Unified Framework of Finite Element Methods

With Prof. Xu, Dr. Wu, Dr. Hong, we present a unified framework ([9]) for the design of finite element methods (FEM) of different kinds, including conforming and nonconforming FEMs, mixed FEMs, hybrid FEMs, discontinuous Galerkin (DG) methods, hybrid DG methods and weak Galerkin methods. We illustrate the main idea using a model second order elliptic boundary problem. This problem admits two main variational formulations, namely the primal and mixed formulation respectively. The primal formulation requires certain continuity for the primal variable u, namely u belongs to H^{1}$, while the mixed formulation requires certain continuity for the (mixed) flux variable p, namely p belongs to H(div). The design of finite element methods then amounts to an appropriate approximation of the aforementioned continuity requirements for either u or p. There are roughly four different ways to approximately impose these continuity requirements: (1) strongly (conforming); (2) weakly (nonconforming); (3) by Lagrangian multiplier (hybrid or stabilized hybrid), and (4) by penalization (discontinuous Galerkin). Using the notation of the DG-gradient and DG-divergence (which are reduced to standard weak derivatives when the underlying finite element spaces are conforming), every existing finite element method considered in this paper can be expressed in terms of one of the following: (1) DG-gradient and DG-gradient^{*} (primal), (2) DG-divergence and DG-divergence^{*} (mixed), and (3) DG-divergence^{*} and DG-gradient^{*} (DG).
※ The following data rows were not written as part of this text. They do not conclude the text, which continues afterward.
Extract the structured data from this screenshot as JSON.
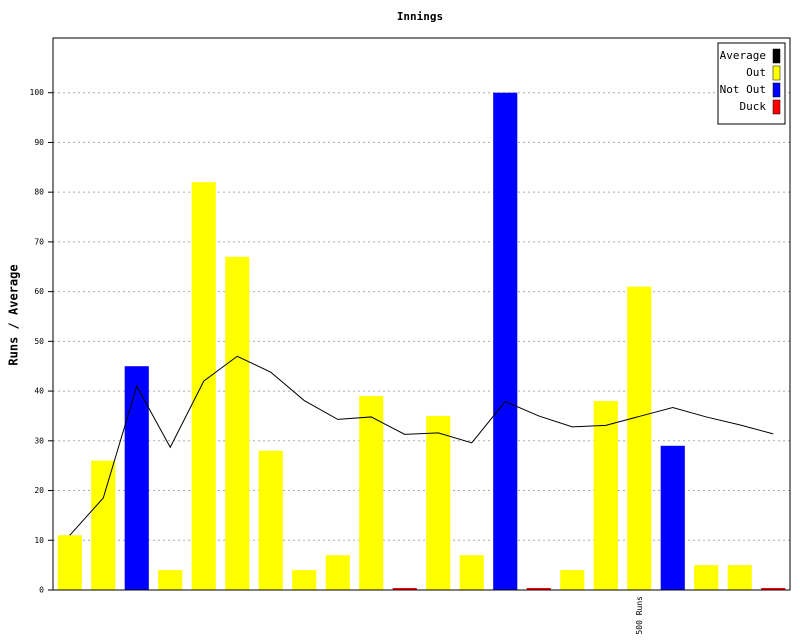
{
  "chart_data": {
    "type": "bar",
    "title": "Innings",
    "ylabel": "Runs / Average",
    "categories": [
      null,
      null,
      null,
      null,
      null,
      null,
      null,
      null,
      null,
      null,
      null,
      null,
      null,
      null,
      null,
      null,
      null,
      "500 Runs",
      null,
      null,
      null,
      null
    ],
    "series": [
      {
        "name": "Average",
        "color": "#000000",
        "kind": "line",
        "values": [
          11,
          18.5,
          41,
          28.7,
          42,
          47,
          43.8,
          38.1,
          34.3,
          34.8,
          31.3,
          31.6,
          29.6,
          37.9,
          35,
          32.8,
          33.1,
          34.9,
          36.7,
          34.8,
          33.2,
          31.4
        ]
      },
      {
        "name": "Out",
        "color": "#ffff00",
        "kind": "bar",
        "values": [
          11,
          26,
          null,
          4,
          82,
          67,
          28,
          4,
          7,
          39,
          null,
          35,
          7,
          null,
          null,
          4,
          38,
          61,
          null,
          5,
          5,
          null
        ]
      },
      {
        "name": "Not Out",
        "color": "#0000ff",
        "kind": "bar",
        "values": [
          null,
          null,
          45,
          null,
          null,
          null,
          null,
          null,
          null,
          null,
          null,
          null,
          null,
          100,
          null,
          null,
          null,
          null,
          29,
          null,
          null,
          null
        ]
      },
      {
        "name": "Duck",
        "color": "#ff0000",
        "kind": "bar",
        "values": [
          null,
          null,
          null,
          null,
          null,
          null,
          null,
          null,
          null,
          null,
          0,
          null,
          null,
          null,
          0,
          null,
          null,
          null,
          null,
          null,
          null,
          0
        ]
      }
    ],
    "ylim": [
      0,
      111
    ],
    "yticks": [
      0,
      10,
      20,
      30,
      40,
      50,
      60,
      70,
      80,
      90,
      100
    ],
    "grid": true,
    "legend": "upper right"
  }
}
[9] Qingguo Hong, Fei Wang, Shuonan Wu and Jinchao Xu*, A Unified Study of Continuous and Discontinuous Galerkin Methods, **SCIENCE CHINA Mathematics**, accepted.
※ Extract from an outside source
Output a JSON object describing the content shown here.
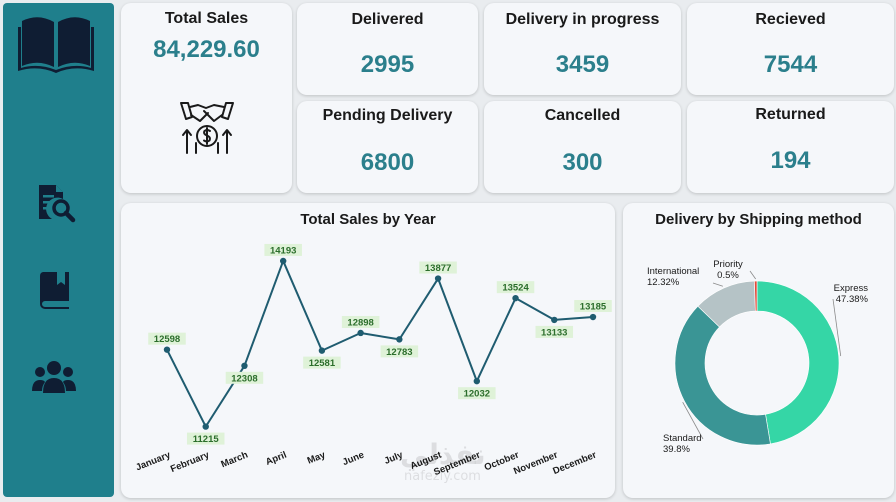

Virtual Element Methods for VIs

The Finite element method (FEM) is a natural numerical discretization approach for variational inequalities. The classical FEM works on the elements with simple geometries, like triangles and rectangles. Due to the flexibility on constructing the local function space, the discontinuous Galerkin (DG) method can handle very general meshes with hanging nodes, which make them very suitable for hp-adaptivity. However, the DG method needs large number of degrees of freedom. Recently, borrowing the ideas from the mimetic finite difference method, the virtual element method (VEM), which can be regarded as a generalization of the classic FEM to general polygonal meshes, have been developed for solving a variety of partial differential equation. The virtual element method can handle very general (non-convex) polygonal elements with an arbitrary number of edges. In addition, it allows geometrical hanging nodes in the meshes, even they are treated as vertices of the polygonal elements in practice, so it is easy to implement h-adaptive strategy for the VEM. We study the virtual element method for solving obstacle problem [10], simplified friction problem [11], and plate frictional contact problem [12]. The optimal error estimates are established for the lowest-order virtual element methods, and numerical examples are given to support the theoretical results.

[10] Fei Wang and Huayi Wei, Virtual Element Methods for Obstacle Problem, **IMA Journal of Numerical Analysis,** accepted.

[11] Fei Wang* and Huayi Wei, Virtual Element Method for Simplified Friction Problem, **Applied Mathematics Letters**, (2018) https://doi.org/10.1016/j.aml.2018.06.002.

[12] Fei Wang and Jikun Zhao, Conforming and Nonconforming Virtual Element Methods for a Kirchhoff Plate Contact Problem, submitted.